Perhaps the most difficult issue for financialservices companies will be the redefining of accountability. Advisors in the United States are already facing the implications of being accountable for serving the best interests of clients. It’s a change that we at Morningstar have long held to be beneficial for investors and advisors. An industrywide focus on impact will, oddly enough, make meeting that standard easier by facilitating the development of a single clear metric of best interest. For asset managers and others in the industry, clear measurements of impact will necessitate changing business lines and practices that are shown to not drive impact for clients and the end investor.
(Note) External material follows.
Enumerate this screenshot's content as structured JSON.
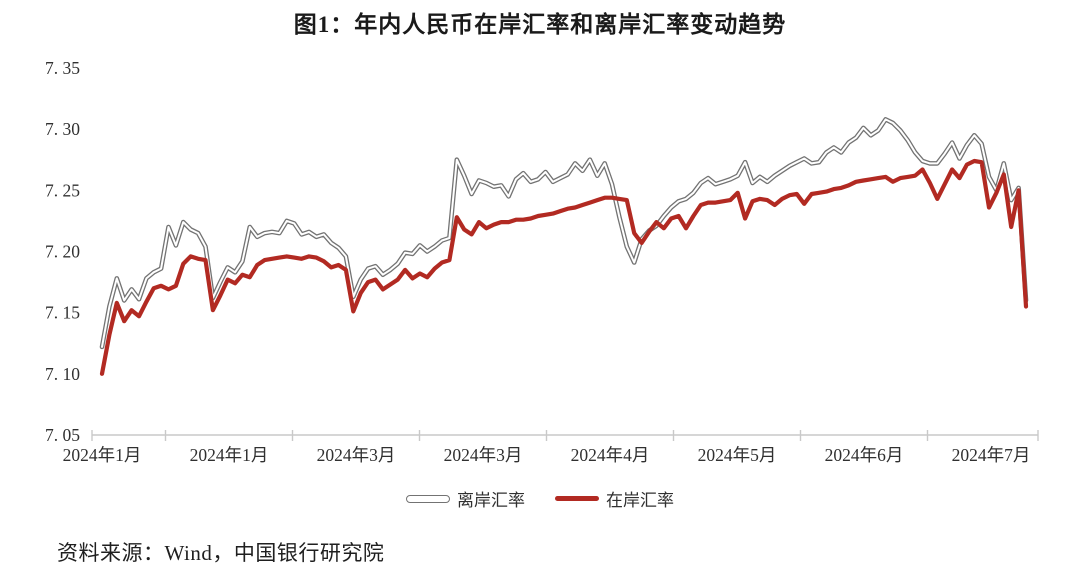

With accountability and transparency come respect and trust. In many segments of American society, our industry is reviled. There is a general lack of trust of financial services, which has not historically been the norm. Through much of the 1980s, a majority of Americans had “a great deal of confidence” in banks; now that figure is 27% (Gallup 2016). We should acknowledge that that lack of trust has been well-earned by a variety of bad apples and by high-profile abuses. By focusing on the needs of the end investor and showing where industry efforts are—and are not—beneficial for investors, we can start to rebuild that trust.
What’s Coming Next
Measuring and focusing on the end-of-line impact we have on investors would have significant repercussions for financial services and investors alike. Some companies will not want to make the change for fear of being unable to compete when measured by that yardstick. But if investors are able to see which companies are most effectively helping them reach their goals, would we expect them to continue using any other yardstick? The companies that move quickly will be the ones to reap the reward.
Benz, C. 2017. “Passive Investors Aren’t Passive,” Nov. 25. http://www.morningstar.com/videos/836693/passive-investors-arent-that-passive.html
Beshears, J., Choi, J.J., Laibson, D., Madrian, B.C., & Milkman, K.L. 2015. “The Effect of Providing Peer Information on Retirement Savings Decisions.” The Journal of Finance, Vol. 70(3), pp. 1161–1201.
Gallup News. 2016. “Americans’ Confidence in Banks Still Languishing Below 30%.” June 16. http://news.gallup.com/poll/192719/americans-confidence-banks-languishingbelow.aspx
Kinnel, R. 2017. “Mind the Gap: Global Investor Returns Show the Costs of Bad Timing Around the World.” Morningstar Manager Research, May 30.
Wendel, S. forthcoming. “Using a Behavorial Approach to Mitigate Panic and Improve Investor Outcomes.” Journal of Financial Planning.